According to the theologian Abraham Joshua Heschel, what makes human beings truly unique is that they alone among all of creation are capable of being "self-surpassing." In other words, we are capable of valuing and responding to things that are greater than us. We can internalize the sense that life is not (or not just) about pursuing my own well-being, but about pursuing the well-being of the other. This is true of each of us as an individual--I strive to look out for more than "number one"--and of the Jewish people as a nation: Our work as a people will not be complete, and our covenant with God not fully realized, until blessing has come to all the earth.

God gives Abram another insight into this sense of "blessing" a few chapters later. Abram is ordered to look to the heavens and count the stars. He is then laconically told that "So shall your offspring be" (Gen. 15:5). On the face of it, this is a promise of fertility; Jews will abound in the world. But it is possible, I think, to read this verse as suggesting something much deeper.

A well-known Hasidic master tells us that the Bible's repeated comparison of the Jewish people to the stars in heaven is meant to teach us a core truth about our capabilities and responsibilities as Jews in the world: Like stars, we are obligated to bring a little bit of light to the dark places of the world. Wherever there is suffering, sadness, and heartbreak, there we are sent by God to bring love and amelioration. Again, we are called to see beyond ourselves. Perhaps that is why Abram is told to look to the heavens: He has learn to see beyond his own immediate concerns, to feel the needs of others as deeply as his own.
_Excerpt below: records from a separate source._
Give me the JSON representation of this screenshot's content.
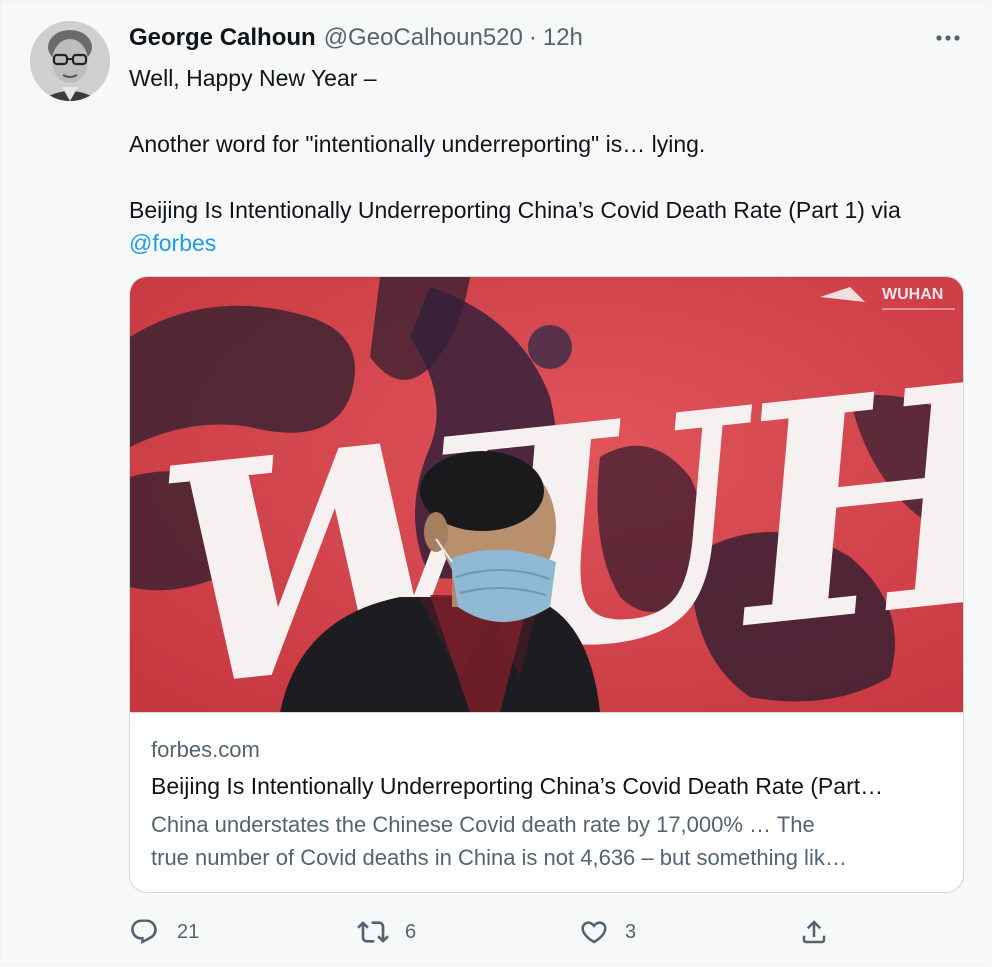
{
  "tweet": {
    "author_name": "George Calhoun",
    "handle": "@GeoCalhoun520",
    "separator": "·",
    "time": "12h",
    "more_icon": "more-horizontal-icon",
    "text": {
      "line1": "Well, Happy New Year –",
      "line2": "Another word for \"intentionally underreporting\" is… lying.",
      "line3": "Beijing Is Intentionally Underreporting China’s Covid Death Rate (Part 1) via",
      "mention": "@forbes"
    }
  },
  "card": {
    "image_text": "WUHAN",
    "image_corner_text": "WUHAN",
    "domain": "forbes.com",
    "title": "Beijing Is Intentionally Underreporting China’s Covid Death Rate (Part…",
    "description_line1": "China understates the Chinese Covid death rate by 17,000% … The",
    "description_line2": "true number of Covid deaths in China is not 4,636 – but something lik…"
  },
  "actions": {
    "reply": {
      "icon": "reply-icon",
      "count": "21"
    },
    "retweet": {
      "icon": "retweet-icon",
      "count": "6"
    },
    "like": {
      "icon": "heart-icon",
      "count": "3"
    },
    "share": {
      "icon": "share-icon"
    }
  },
  "colors": {
    "link": "#1d9bf0",
    "secondary_text": "#536471",
    "poster_red": "#d5404a"
  }
}
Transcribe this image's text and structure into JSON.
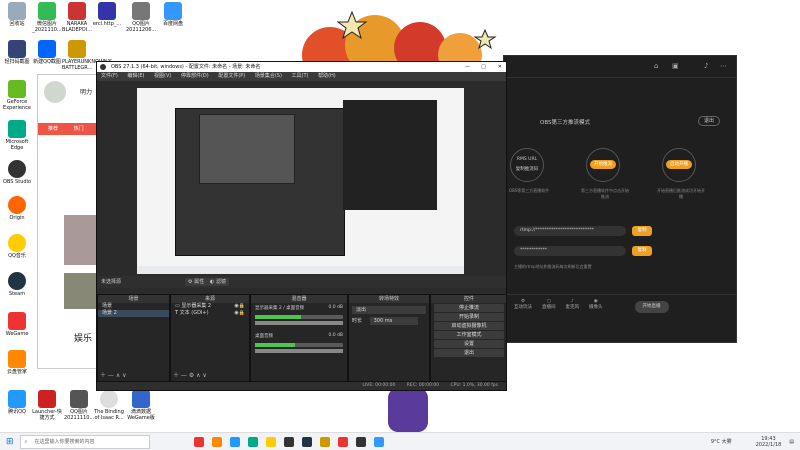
{
  "desktop_icons": [
    {
      "label": "回收站",
      "color": "#9ab"
    },
    {
      "label": "微信图片_2021110...",
      "color": "#3b5"
    },
    {
      "label": "NARAKA BLADEPOI...",
      "color": "#c33"
    },
    {
      "label": "ercl.http_...",
      "color": "#33a"
    },
    {
      "label": "QQ图片20211206...",
      "color": "#777"
    },
    {
      "label": "百度网盘",
      "color": "#39f"
    },
    {
      "label": "轻扫码截图",
      "color": "#347"
    },
    {
      "label": "新建QQ截图",
      "color": "#06f"
    },
    {
      "label": "PLAYERUNKNOWN'S BATTLEGR...",
      "color": "#c90"
    },
    {
      "label": "GeForce Experience",
      "color": "#6b2"
    },
    {
      "label": "Microsoft Edge",
      "color": "#0a8"
    },
    {
      "label": "OBS Studio",
      "color": "#333"
    },
    {
      "label": "Origin",
      "color": "#f60"
    },
    {
      "label": "QQ音乐",
      "color": "#fc0"
    },
    {
      "label": "Steam",
      "color": "#234"
    },
    {
      "label": "WeGame",
      "color": "#e33"
    },
    {
      "label": "云盘管家",
      "color": "#f80"
    },
    {
      "label": "腾讯QQ",
      "color": "#29f"
    },
    {
      "label": "Launcher-快捷方式",
      "color": "#c22"
    },
    {
      "label": "QQ图片20211110...",
      "color": "#555"
    },
    {
      "label": "The Binding of Isaac R...",
      "color": "#ddd"
    },
    {
      "label": "滴滴数据WeGame版",
      "color": "#36c"
    }
  ],
  "obs": {
    "title": "OBS 27.1.3 (64-bit, windows) - 配置文件: 未命名 - 场景: 未命名",
    "menu": [
      "文件(F)",
      "编辑(E)",
      "视图(V)",
      "停靠部件(D)",
      "配置文件(P)",
      "场景集合(S)",
      "工具(T)",
      "帮助(H)"
    ],
    "source_toolbar": {
      "label": "未选择源",
      "properties": "属性",
      "filters": "滤镜"
    },
    "scenes": {
      "title": "场景",
      "items": [
        "场景",
        "场景 2"
      ]
    },
    "sources": {
      "title": "来源",
      "items": [
        "显示器采集 2",
        "文本 (GDI+)"
      ]
    },
    "mixer": {
      "title": "混音器",
      "channels": [
        {
          "name": "显示器采集 2 / 桌面音频",
          "db": "0.0 dB",
          "level": 0.52
        },
        {
          "name": "桌面音频",
          "db": "0.0 dB",
          "level": 0.46
        }
      ]
    },
    "transitions": {
      "title": "转场特效",
      "value": "淡出",
      "duration_label": "时长",
      "duration": "300 ms"
    },
    "controls": {
      "title": "控件",
      "buttons": [
        "停止推流",
        "开始录制",
        "启动虚拟摄像机",
        "工作室模式",
        "设置",
        "退出"
      ]
    },
    "status": {
      "live": "LIVE: 00:00:00",
      "rec": "REC: 00:00:00",
      "cpu": "CPU: 1.0%, 30.00 fps"
    }
  },
  "live_panel": {
    "mode_label": "OBS第三方推流模式",
    "switch_button": "退出",
    "steps": [
      {
        "num": "1",
        "title": "RMS URL",
        "desc": "复制推流码",
        "sub": "OBS等第三方直播软件"
      },
      {
        "num": "2",
        "title": "开始推流",
        "desc": "第三方直播软件中点击开始推流"
      },
      {
        "num": "3",
        "title": "启动开播",
        "desc": "开始直播后推流成功开始开播"
      }
    ],
    "server_field": "rtmp://**************************",
    "key_field": "************",
    "copy_button": "复制",
    "hint": "主播的rtmp地址和推流码每次刷新后会重置",
    "bottom_tools": [
      "互动玩法",
      "直播间",
      "麦克风",
      "摄像头",
      "关注"
    ],
    "start_button": "开始直播"
  },
  "wechat": {
    "name": "明力",
    "tabs": [
      "推荐",
      "热门"
    ],
    "footer": "娱乐"
  },
  "taskbar": {
    "search_placeholder": "在这里输入你要搜索的内容",
    "weather": "9°C 大雾",
    "time": "19:43",
    "date": "2022/1/18",
    "apps": [
      "#e33",
      "#f80",
      "#29f",
      "#0a8",
      "#fc0",
      "#333",
      "#234",
      "#c90",
      "#e33",
      "#333",
      "#39f"
    ]
  }
}
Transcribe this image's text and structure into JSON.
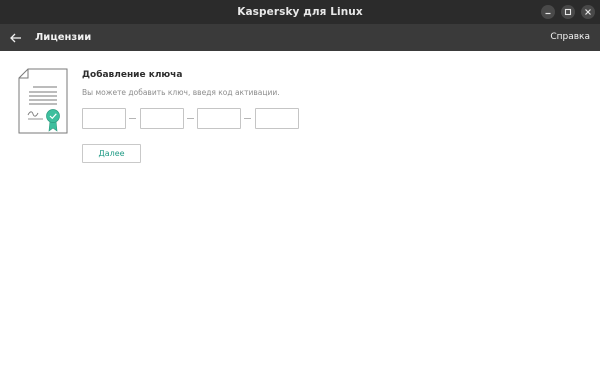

This, then, is the way covenant is born: We are told to leave what is safe and comfortable in search of a better place and a more authentic self, a self that is blessing at its very core. In order to achieve this, we have to know that God wants us to become godly in a very distinctive way--namely, to love and value the other as deeply as we love and value ourselves. The road to the Promised Land is often dark and painful, filled with human suffering and degradation. It is those very places to which God dispatches us, to bring blessing, and thus to become blessing. It is in the moments of truly surpassing ourselves that the covenant becomes genuinely embodied in our lives. And so we go, for God and for ourselves, toward the blessing that is the Promised Land, and toward the Promised Land that is blessing.